Does it have End of Suburbia’s in your face, earth-shattering analysis of our oil dependency and the kick in the pants peak oil will give us? No. Does it have Crude Awakening’s powerful narrative about how the Oil Age has destroyed environments around the world and led to our perilous state of addiction? No. Does it have What a Way to Go’s sensitive exploration of how peak oil and the impacts it will have on society are affecting us all, allowing us to sit in the place of really feeling how all this affects us? No. Does it even have the compelling if slightly hallucinagenic feel of Imposed by Nature, which feels almost like a Burroughs-esque peak oil road movie? No. It is pretty much bereft of narrative, it doesn’t really tell a story at all.

Blind Spot felt to me like a collection of out-takes from End of Suburbia and What a Way to Go spliced together with some stock (albeit rather beautiful) footage of nature scenes. My sense is that peak oil films, especially if they are to distinguish themselves from those that have gone before them, need to tell a powerful story, they need to shock, or to inform with a fresh perspective, or they need to uplift and inspire with possibilities. This film does none of the above. Whereas Crude Impact tried to be 8 different films at once and ended up doing none of them very well, Blind Spot feels like it is struggling to even work out what kind of film it wants to be.

It is important to say that I am writing this from the perspective of having seen many such films on the peak oil subject, from the life-changing to the dreadful. It is therefore impossible for me to speak from the viewpoint of someone who has never seen a film on peak oil before, and how this film would come across to them. I suspect they would find it mildly interesting for the first half an hour, but then they would start to lose interest, and this is a subject in which it is vital that people don’t lose interest.

The recent film Age of Stupid (previewed at the Transition Network conference) did a great job of telling several stories in such a way as to weave a compelling narrative.

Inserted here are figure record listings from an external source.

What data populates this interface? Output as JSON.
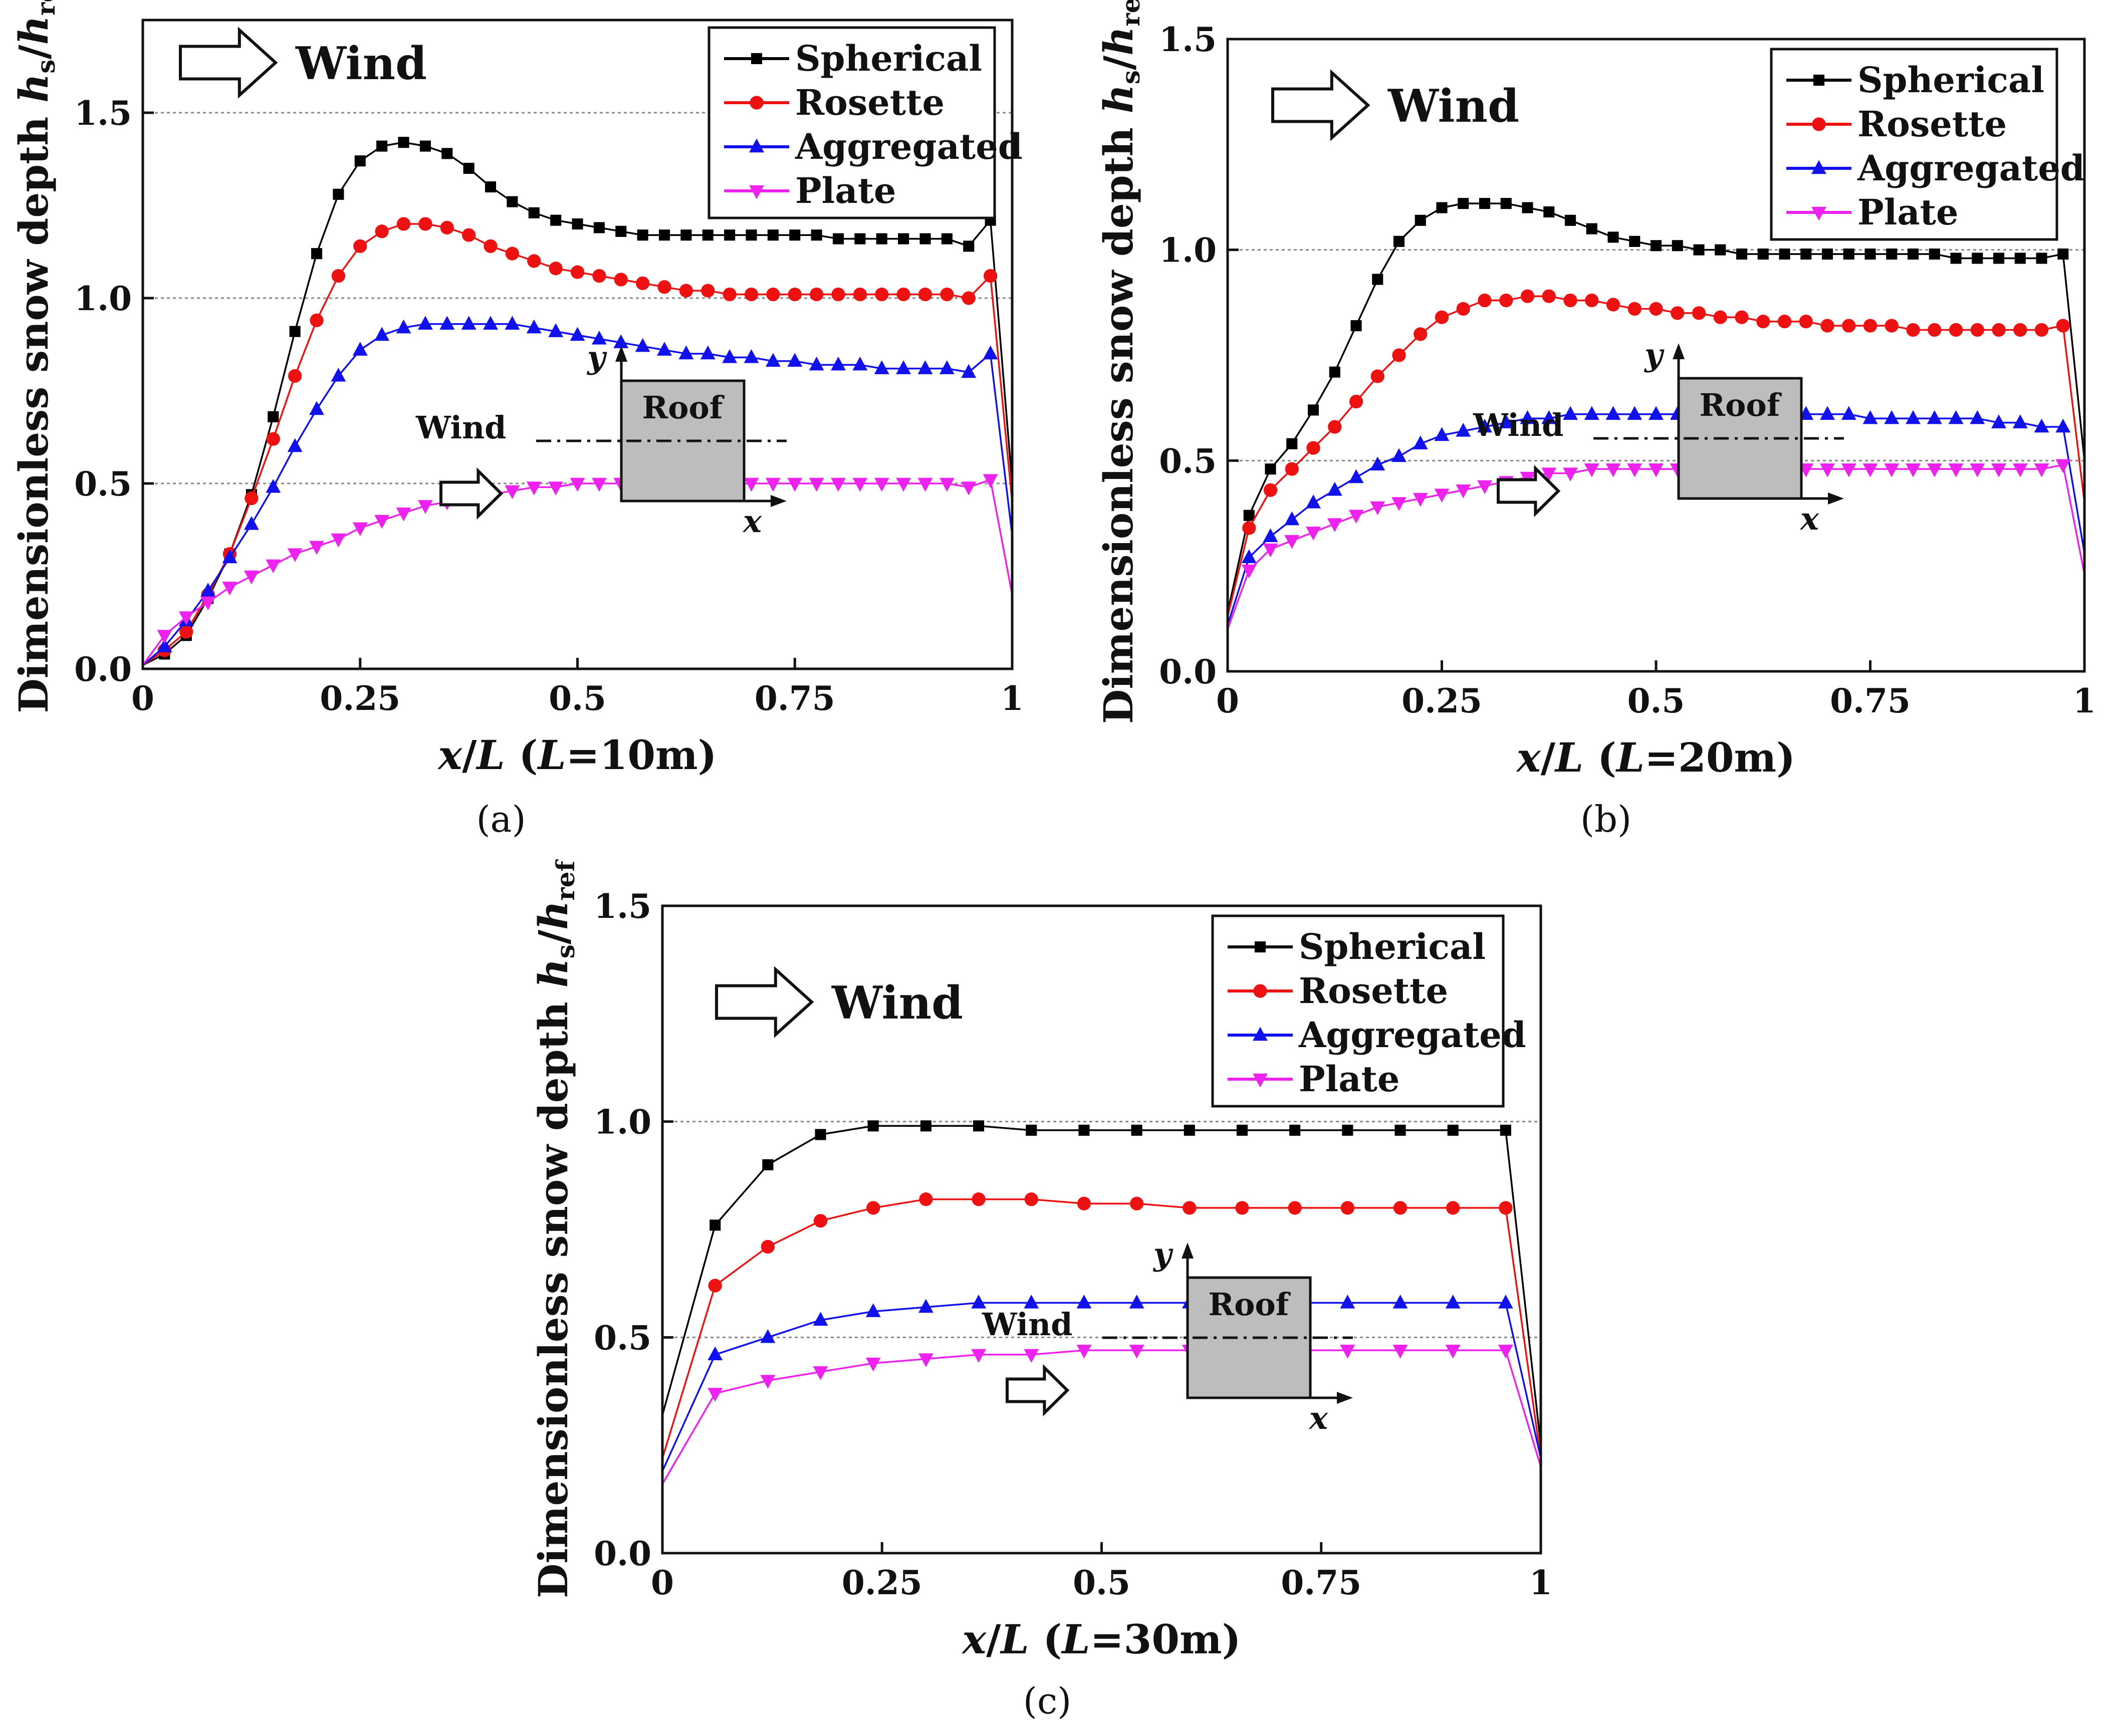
{
  "chart_data": [
    {
      "type": "line",
      "caption": "(a)",
      "xlabel": "x/L (L=10m)",
      "xlabel_parts": [
        "x",
        "/",
        "L",
        " (",
        "L",
        "=10m)"
      ],
      "ylabel": "Dimensionless snow depth hs/href",
      "ylabel_parts": [
        "Dimensionless snow depth ",
        "h",
        "s",
        "/",
        "h",
        "ref"
      ],
      "xlim": [
        0,
        1
      ],
      "ylim": [
        0,
        1.75
      ],
      "xticks": [
        0,
        0.25,
        0.5,
        0.75,
        1
      ],
      "xtick_labels": [
        "0",
        "0.25",
        "0.5",
        "0.75",
        "1"
      ],
      "yticks": [
        0,
        0.5,
        1.0,
        1.5
      ],
      "ytick_labels": [
        "0.0",
        "0.5",
        "1.0",
        "1.5"
      ],
      "gridlines_y": [
        0.5,
        1.0,
        1.5
      ],
      "wind_label": "Wind",
      "inset": {
        "wind": "Wind",
        "roof": "Roof",
        "x_axis": "x",
        "y_axis": "y"
      },
      "legend_position": "top-right",
      "x": [
        0,
        0.025,
        0.05,
        0.075,
        0.1,
        0.125,
        0.15,
        0.175,
        0.2,
        0.225,
        0.25,
        0.275,
        0.3,
        0.325,
        0.35,
        0.375,
        0.4,
        0.425,
        0.45,
        0.475,
        0.5,
        0.525,
        0.55,
        0.575,
        0.6,
        0.625,
        0.65,
        0.675,
        0.7,
        0.725,
        0.75,
        0.775,
        0.8,
        0.825,
        0.85,
        0.875,
        0.9,
        0.925,
        0.95,
        0.975,
        1.0
      ],
      "series": [
        {
          "name": "Spherical",
          "color": "#000000",
          "marker": "square",
          "values": [
            0.01,
            0.04,
            0.09,
            0.19,
            0.31,
            0.47,
            0.68,
            0.91,
            1.12,
            1.28,
            1.37,
            1.41,
            1.42,
            1.41,
            1.39,
            1.35,
            1.3,
            1.26,
            1.23,
            1.21,
            1.2,
            1.19,
            1.18,
            1.17,
            1.17,
            1.17,
            1.17,
            1.17,
            1.17,
            1.17,
            1.17,
            1.17,
            1.16,
            1.16,
            1.16,
            1.16,
            1.16,
            1.16,
            1.14,
            1.21,
            0.5
          ]
        },
        {
          "name": "Rosette",
          "color": "#ee1111",
          "marker": "circle",
          "values": [
            0.01,
            0.05,
            0.1,
            0.2,
            0.31,
            0.46,
            0.62,
            0.79,
            0.94,
            1.06,
            1.14,
            1.18,
            1.2,
            1.2,
            1.19,
            1.17,
            1.14,
            1.12,
            1.1,
            1.08,
            1.07,
            1.06,
            1.05,
            1.04,
            1.03,
            1.02,
            1.02,
            1.01,
            1.01,
            1.01,
            1.01,
            1.01,
            1.01,
            1.01,
            1.01,
            1.01,
            1.01,
            1.01,
            1.0,
            1.06,
            0.45
          ]
        },
        {
          "name": "Aggregated",
          "color": "#1111ee",
          "marker": "triangle-up",
          "values": [
            0.01,
            0.06,
            0.13,
            0.21,
            0.3,
            0.39,
            0.49,
            0.6,
            0.7,
            0.79,
            0.86,
            0.9,
            0.92,
            0.93,
            0.93,
            0.93,
            0.93,
            0.93,
            0.92,
            0.91,
            0.9,
            0.89,
            0.88,
            0.87,
            0.86,
            0.85,
            0.85,
            0.84,
            0.84,
            0.83,
            0.83,
            0.82,
            0.82,
            0.82,
            0.81,
            0.81,
            0.81,
            0.81,
            0.8,
            0.85,
            0.36
          ]
        },
        {
          "name": "Plate",
          "color": "#ee22ee",
          "marker": "triangle-down",
          "values": [
            0.01,
            0.09,
            0.14,
            0.18,
            0.22,
            0.25,
            0.28,
            0.31,
            0.33,
            0.35,
            0.38,
            0.4,
            0.42,
            0.44,
            0.45,
            0.46,
            0.47,
            0.48,
            0.49,
            0.49,
            0.5,
            0.5,
            0.5,
            0.5,
            0.5,
            0.5,
            0.5,
            0.5,
            0.5,
            0.5,
            0.5,
            0.5,
            0.5,
            0.5,
            0.5,
            0.5,
            0.5,
            0.5,
            0.49,
            0.51,
            0.2
          ]
        }
      ]
    },
    {
      "type": "line",
      "caption": "(b)",
      "xlabel": "x/L (L=20m)",
      "xlabel_parts": [
        "x",
        "/",
        "L",
        " (",
        "L",
        "=20m)"
      ],
      "ylabel": "Dimensionless snow depth hs/href",
      "ylabel_parts": [
        "Dimensionless snow depth ",
        "h",
        "s",
        "/",
        "h",
        "ref"
      ],
      "xlim": [
        0,
        1
      ],
      "ylim": [
        0,
        1.5
      ],
      "xticks": [
        0,
        0.25,
        0.5,
        0.75,
        1
      ],
      "xtick_labels": [
        "0",
        "0.25",
        "0.5",
        "0.75",
        "1"
      ],
      "yticks": [
        0,
        0.5,
        1.0,
        1.5
      ],
      "ytick_labels": [
        "0.0",
        "0.5",
        "1.0",
        "1.5"
      ],
      "gridlines_y": [
        0.5,
        1.0
      ],
      "wind_label": "Wind",
      "inset": {
        "wind": "Wind",
        "roof": "Roof",
        "x_axis": "x",
        "y_axis": "y"
      },
      "legend_position": "top-right",
      "x": [
        0,
        0.025,
        0.05,
        0.075,
        0.1,
        0.125,
        0.15,
        0.175,
        0.2,
        0.225,
        0.25,
        0.275,
        0.3,
        0.325,
        0.35,
        0.375,
        0.4,
        0.425,
        0.45,
        0.475,
        0.5,
        0.525,
        0.55,
        0.575,
        0.6,
        0.625,
        0.65,
        0.675,
        0.7,
        0.725,
        0.75,
        0.775,
        0.8,
        0.825,
        0.85,
        0.875,
        0.9,
        0.925,
        0.95,
        0.975,
        1.0
      ],
      "series": [
        {
          "name": "Spherical",
          "color": "#000000",
          "marker": "square",
          "values": [
            0.14,
            0.37,
            0.48,
            0.54,
            0.62,
            0.71,
            0.82,
            0.93,
            1.02,
            1.07,
            1.1,
            1.11,
            1.11,
            1.11,
            1.1,
            1.09,
            1.07,
            1.05,
            1.03,
            1.02,
            1.01,
            1.01,
            1.0,
            1.0,
            0.99,
            0.99,
            0.99,
            0.99,
            0.99,
            0.99,
            0.99,
            0.99,
            0.99,
            0.99,
            0.98,
            0.98,
            0.98,
            0.98,
            0.98,
            0.99,
            0.5
          ]
        },
        {
          "name": "Rosette",
          "color": "#ee1111",
          "marker": "circle",
          "values": [
            0.13,
            0.34,
            0.43,
            0.48,
            0.53,
            0.58,
            0.64,
            0.7,
            0.75,
            0.8,
            0.84,
            0.86,
            0.88,
            0.88,
            0.89,
            0.89,
            0.88,
            0.88,
            0.87,
            0.86,
            0.86,
            0.85,
            0.85,
            0.84,
            0.84,
            0.83,
            0.83,
            0.83,
            0.82,
            0.82,
            0.82,
            0.82,
            0.81,
            0.81,
            0.81,
            0.81,
            0.81,
            0.81,
            0.81,
            0.82,
            0.4
          ]
        },
        {
          "name": "Aggregated",
          "color": "#1111ee",
          "marker": "triangle-up",
          "values": [
            0.11,
            0.27,
            0.32,
            0.36,
            0.4,
            0.43,
            0.46,
            0.49,
            0.51,
            0.54,
            0.56,
            0.57,
            0.58,
            0.59,
            0.6,
            0.6,
            0.61,
            0.61,
            0.61,
            0.61,
            0.61,
            0.61,
            0.61,
            0.61,
            0.61,
            0.61,
            0.61,
            0.61,
            0.61,
            0.61,
            0.6,
            0.6,
            0.6,
            0.6,
            0.6,
            0.6,
            0.59,
            0.59,
            0.58,
            0.58,
            0.28
          ]
        },
        {
          "name": "Plate",
          "color": "#ee22ee",
          "marker": "triangle-down",
          "values": [
            0.1,
            0.24,
            0.29,
            0.31,
            0.33,
            0.35,
            0.37,
            0.39,
            0.4,
            0.41,
            0.42,
            0.43,
            0.44,
            0.45,
            0.46,
            0.47,
            0.47,
            0.48,
            0.48,
            0.48,
            0.48,
            0.48,
            0.48,
            0.48,
            0.48,
            0.48,
            0.48,
            0.48,
            0.48,
            0.48,
            0.48,
            0.48,
            0.48,
            0.48,
            0.48,
            0.48,
            0.48,
            0.48,
            0.48,
            0.49,
            0.23
          ]
        }
      ]
    },
    {
      "type": "line",
      "caption": "(c)",
      "xlabel": "x/L (L=30m)",
      "xlabel_parts": [
        "x",
        "/",
        "L",
        " (",
        "L",
        "=30m)"
      ],
      "ylabel": "Dimensionless snow depth hs/href",
      "ylabel_parts": [
        "Dimensionless snow depth ",
        "h",
        "s",
        "/",
        "h",
        "ref"
      ],
      "xlim": [
        0,
        1
      ],
      "ylim": [
        0,
        1.5
      ],
      "xticks": [
        0,
        0.25,
        0.5,
        0.75,
        1
      ],
      "xtick_labels": [
        "0",
        "0.25",
        "0.5",
        "0.75",
        "1"
      ],
      "yticks": [
        0,
        0.5,
        1.0,
        1.5
      ],
      "ytick_labels": [
        "0.0",
        "0.5",
        "1.0",
        "1.5"
      ],
      "gridlines_y": [
        0.5,
        1.0
      ],
      "wind_label": "Wind",
      "inset": {
        "wind": "Wind",
        "roof": "Roof",
        "x_axis": "x",
        "y_axis": "y"
      },
      "legend_position": "top-right",
      "x": [
        0,
        0.06,
        0.12,
        0.18,
        0.24,
        0.3,
        0.36,
        0.42,
        0.48,
        0.54,
        0.6,
        0.66,
        0.72,
        0.78,
        0.84,
        0.9,
        0.96,
        1.0
      ],
      "series": [
        {
          "name": "Spherical",
          "color": "#000000",
          "marker": "square",
          "values": [
            0.32,
            0.76,
            0.9,
            0.97,
            0.99,
            0.99,
            0.99,
            0.98,
            0.98,
            0.98,
            0.98,
            0.98,
            0.98,
            0.98,
            0.98,
            0.98,
            0.98,
            0.25
          ]
        },
        {
          "name": "Rosette",
          "color": "#ee1111",
          "marker": "circle",
          "values": [
            0.22,
            0.62,
            0.71,
            0.77,
            0.8,
            0.82,
            0.82,
            0.82,
            0.81,
            0.81,
            0.8,
            0.8,
            0.8,
            0.8,
            0.8,
            0.8,
            0.8,
            0.22
          ]
        },
        {
          "name": "Aggregated",
          "color": "#1111ee",
          "marker": "triangle-up",
          "values": [
            0.19,
            0.46,
            0.5,
            0.54,
            0.56,
            0.57,
            0.58,
            0.58,
            0.58,
            0.58,
            0.58,
            0.58,
            0.58,
            0.58,
            0.58,
            0.58,
            0.58,
            0.22
          ]
        },
        {
          "name": "Plate",
          "color": "#ee22ee",
          "marker": "triangle-down",
          "values": [
            0.16,
            0.37,
            0.4,
            0.42,
            0.44,
            0.45,
            0.46,
            0.46,
            0.47,
            0.47,
            0.47,
            0.47,
            0.47,
            0.47,
            0.47,
            0.47,
            0.47,
            0.2
          ]
        }
      ]
    }
  ]
}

It had drama, pace and ambition (although it was also pretty unremittingly focused on the problem rather than what we might do about it), all of which are missing from this film. The other thing that is fascinating to observe is that when you make a film about peak oil, unless you also look at responses and implications, you will end up with an almost exclusively male cast, as Blind Spot does. The interviewees are an esteemed, wise, but rather predictable collection, it would have been good to see some less often heard voices (when, for example, will we see a film with Sharon Astyk in it?).

So would I recommend it as a film you might like to show in your Transition groups? Sorry, not really. You might find it useful to show certain clips, certain sections from it which discuss different aspects you find interesting, but as a call-to-arms, as a powerful immersion in the challenges coming our way, as an invitation to be a part of creating the post-peak world, or even as something to scare you out of your wits, Blind Spot is a pretty unsatisfying and un-nourishing experience.